Die militärischen Aktionen Israels im Gazastreifen jener Tage, die bestimmt waren, eine „Befriedung» herbeizuführen, in Wahrheit aber verbrannte Erde hinterließen, waren Katalysator seiner Verweigerung. „Es gibt keine liberale Besatzung und kann es nicht geben» , beschied er seine Richter. „Besatzung gebiert Widerstand, Widerstand erzeugt Unterdrückung und immer so weiter. Dazu bin ich nicht erzogen worden. Sowohl in der Schule wie in meinem Zuhause wurde ich zu Menschenliebe erzogen, zum respektvollen Umgang mit jedem Menschen. Man hat mir beigebracht, wie schändlich die Unterdrückung und Erniedrigung anderer ist. Und soweit ich es beurteilen kann, sind die Taten der israelischen Armee in den besetzten Gebieten Unterdrückung, Erniedrigung, Vertreibung und Verbannung» , so Neuman. Erklärungen, die zu einer Rechtfertigung der Besatzung behaupteten, „man sei in Begriff, uns zu vernichten» , entbehrten dagegen jeglicher Grundlage, stellte Neuman fest. „Ich stehe heute vor Gericht, nicht weil ich mich eines Vergehens schuldig gemacht habe, sondern weil ich dem Gebot meines Gewissens gefolgt bin.» Neumans Fall weckte Anklang und gebar Petitionen sowohl in Israel als auch weltweit. Das Militärgericht verurteilte ihn zu einer Haftstrafe von einem Jahr, die aus taktischen Gründen dann aber auf zwei Monate reduziert wurde, um Sympathiebekundungen und Unterstützung für Neuman zum Schweigen zu bringen.

Die Leugnung des Gewissens

Der Libanonkrieg von 1982 hob die Bedeutung der Verweigerung auf eine neue Stufe. Er galt vom ersten Tag an als politischer und „nicht gerechter» [6] Aggressionskrieg, der aus besonders falschen Motiven begonnen worden war. Verteidigungsminister Ariel Sharon, Hirn und Motor dieses Kriegs, wollte vor allem die palästinensische Führung und ihre Eliten ausschalten, die im Exil im Libanon lebten und agierten, um eine „neue Ordnung» im Nahen Osten zu konstituieren. Und Premierminister Menachem Begin ging es darum, mittels dieses Kriegs eine – wenn auch späte – Heilung seines persönlichen Holocausttraumas zu erlangen. „Die Alternative ist Treblinka» , sagte er bei einer Kabinettssitzung am Vorabend des Krieges. Und den in Beirut sich versteckt haltenden Arafat verglich er mit „Hitler in seinem Bunker» .

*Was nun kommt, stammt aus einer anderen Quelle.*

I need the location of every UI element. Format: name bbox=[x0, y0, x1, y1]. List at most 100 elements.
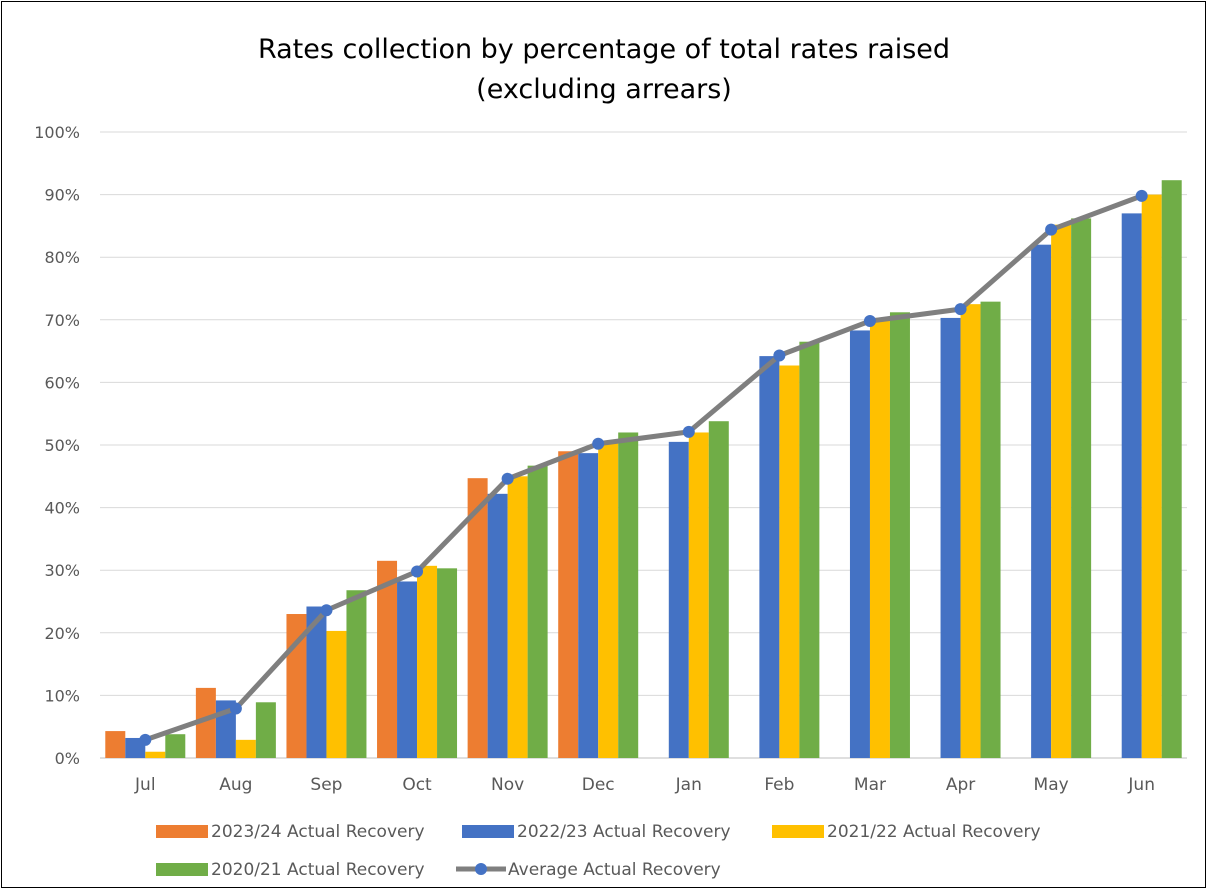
average-point bbox=[1135, 189, 1148, 202]
bar bbox=[306, 606, 327, 758]
legend-label: 2023/24 Actual Recovery bbox=[211, 822, 425, 842]
x-tick-label: Oct bbox=[402, 775, 432, 795]
legend-item: 2020/21 Actual Recovery bbox=[156, 860, 425, 880]
bar bbox=[940, 317, 961, 758]
legend-item: 2021/22 Actual Recovery bbox=[772, 822, 1041, 842]
average-point bbox=[320, 604, 333, 617]
y-tick-label: 90% bbox=[44, 186, 80, 205]
y-tick-label: 80% bbox=[44, 248, 80, 267]
x-tick-label: Jul bbox=[134, 775, 156, 795]
y-tick-label: 70% bbox=[44, 311, 80, 330]
bar bbox=[688, 432, 709, 758]
average-point bbox=[773, 349, 786, 362]
legend-marker bbox=[475, 863, 487, 875]
bar bbox=[145, 751, 166, 758]
x-tick-label: Apr bbox=[946, 775, 975, 795]
bar bbox=[165, 734, 186, 758]
bar bbox=[397, 581, 418, 758]
bar bbox=[668, 441, 689, 758]
average-line-path bbox=[144, 193, 1143, 743]
y-tick-label: 40% bbox=[44, 499, 80, 518]
average-point bbox=[229, 702, 242, 715]
bar bbox=[1031, 244, 1052, 758]
y-tick-label: 100% bbox=[34, 123, 80, 142]
legend: 2023/24 Actual Recovery 2022/23 Actual Re… bbox=[156, 822, 1041, 880]
legend-item: 2023/24 Actual Recovery bbox=[156, 822, 425, 842]
average-point bbox=[501, 472, 514, 485]
average-point bbox=[682, 425, 695, 438]
y-tick-label: 60% bbox=[44, 373, 80, 392]
bar bbox=[849, 330, 870, 758]
bar bbox=[618, 432, 639, 758]
average-point bbox=[592, 437, 605, 450]
average-point bbox=[1045, 223, 1058, 236]
bar bbox=[255, 702, 276, 758]
bar bbox=[558, 451, 579, 758]
average-point bbox=[139, 733, 152, 746]
bar bbox=[1071, 218, 1092, 758]
chart-subtitle: (excluding arrears) bbox=[476, 74, 732, 105]
bar bbox=[417, 565, 438, 758]
y-tick-label: 10% bbox=[44, 686, 80, 705]
legend-label: 2022/23 Actual Recovery bbox=[517, 822, 731, 842]
bar bbox=[1141, 194, 1162, 759]
x-axis-ticks: Jul Aug Sep Oct Nov Dec Jan Feb Mar Apr May Jun bbox=[134, 775, 1155, 795]
bar bbox=[377, 560, 398, 758]
bar bbox=[527, 465, 548, 758]
x-tick-label: Nov bbox=[491, 775, 524, 795]
bar bbox=[326, 630, 347, 758]
bar bbox=[487, 493, 508, 758]
y-axis-ticks: 0% 10% 20% 30% 40% 50% 60% 70% 80% 90% 100% bbox=[34, 123, 80, 768]
legend-label: 2021/22 Actual Recovery bbox=[827, 822, 1041, 842]
x-tick-label: Jan bbox=[675, 775, 702, 795]
bar bbox=[437, 568, 458, 758]
y-tick-label: 30% bbox=[44, 561, 80, 580]
legend-swatch bbox=[156, 863, 208, 876]
x-tick-label: Aug bbox=[219, 775, 252, 795]
bar bbox=[759, 356, 780, 758]
bar bbox=[1051, 224, 1072, 758]
average-point bbox=[954, 303, 967, 316]
legend-label: 2020/21 Actual Recovery bbox=[211, 860, 425, 880]
bar bbox=[779, 365, 800, 758]
bar bbox=[195, 687, 216, 758]
x-tick-label: Dec bbox=[582, 775, 615, 795]
bar bbox=[346, 590, 367, 758]
x-tick-label: Sep bbox=[310, 775, 342, 795]
legend-swatch bbox=[772, 825, 824, 838]
bar bbox=[889, 312, 910, 758]
y-tick-label: 0% bbox=[55, 749, 80, 768]
y-tick-label: 50% bbox=[44, 436, 80, 455]
x-tick-label: May bbox=[1034, 775, 1069, 795]
bar bbox=[235, 739, 256, 758]
bar bbox=[708, 421, 729, 758]
bar bbox=[578, 453, 599, 758]
bar bbox=[960, 304, 981, 758]
average-point bbox=[863, 315, 876, 328]
average-line bbox=[139, 189, 1148, 746]
bar bbox=[980, 301, 1001, 758]
chart-title: Rates collection by percentage of total … bbox=[0, 30, 1208, 110]
bars bbox=[105, 180, 1182, 759]
average-point bbox=[411, 565, 424, 578]
legend-item: Average Actual Recovery bbox=[456, 860, 721, 880]
bar bbox=[105, 731, 126, 758]
legend-item: 2022/23 Actual Recovery bbox=[462, 822, 731, 842]
y-tick-label: 20% bbox=[44, 624, 80, 643]
bar bbox=[799, 341, 820, 758]
x-tick-label: Jun bbox=[1127, 775, 1155, 795]
bar bbox=[1161, 180, 1182, 758]
bar bbox=[467, 478, 488, 758]
legend-label: Average Actual Recovery bbox=[508, 860, 721, 880]
legend-swatch bbox=[156, 825, 208, 838]
x-tick-label: Feb bbox=[764, 775, 794, 795]
chart-title-main: Rates collection by percentage of total … bbox=[257, 34, 951, 65]
bar bbox=[507, 476, 528, 758]
gridlines bbox=[100, 131, 1187, 759]
legend-swatch bbox=[462, 825, 514, 838]
bar bbox=[598, 440, 619, 758]
bar bbox=[1121, 213, 1142, 758]
bar bbox=[869, 317, 890, 758]
x-tick-label: Mar bbox=[854, 775, 886, 795]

Tausende Soldaten aus allen Schattierungen der israelischen Gesellschaft, die bereits in den ersten Tagen und im weiteren Verlauf des Krieges verweigerten, vermochten nicht, diesen von seinem Weg abzubringen. Die Organisation „Jesh Gvul – Es gibt eine Grenze» (was sich nicht nur als territoriale Grenze, sondern auch als Limit, Äußerstes oder rote Linie verstehen lässt), gegründet von jungen Reservisten, die sich bereits zuvor aktiv für die Rechte der Palästinenser*innen in den besetzten Gebieten eingesetzt hatten, entstand spontan mit Beginn des Kriegs und war die bis dato am besten organisierte und geordnete Form der Verweigerung. «Wir haben in diesem Krieg zu viel Tod gebracht und Tod erlitten, haben zu viel besetzt, zu viel bombardiert und zerstört», schrieben die Anführer der Gruppe in einer offenen Petition gegen den Krieg. «Heute ist uns klar: mit diesem Krieg versucht ihr, auf militärischem Wege das palästinensische Problem zu lösen. Aber es gibt keine militärische Lösung für das Problem eines ganzen Volkes. Wir sind nicht eingezogen worden, um auf den Trümmern des Libanons eine ‚neue Ordnung‘ zu erzwingen. Geschworen haben wir, den Staat Israel zu verteidigen. Doch anstatt eines Friedens für Galiläa habt ihr einen Krieg gebracht, dessen Ende nicht absehbar ist. Für diesen Krieg, auf der Erde des Libanon, für diese Lügen, diese Besatzung gibt es keinen nationalen Konsens. Holt die Soldaten nach Hause!» Hunderte von Verweigerer*innen, vor allem ältere Reservist*innen, unter ihnen nicht wenige, die bereits Familie hatten, wurden verurteilt, bestraft, unter Arrest gestellt oder in Militärgefängnissen interniert.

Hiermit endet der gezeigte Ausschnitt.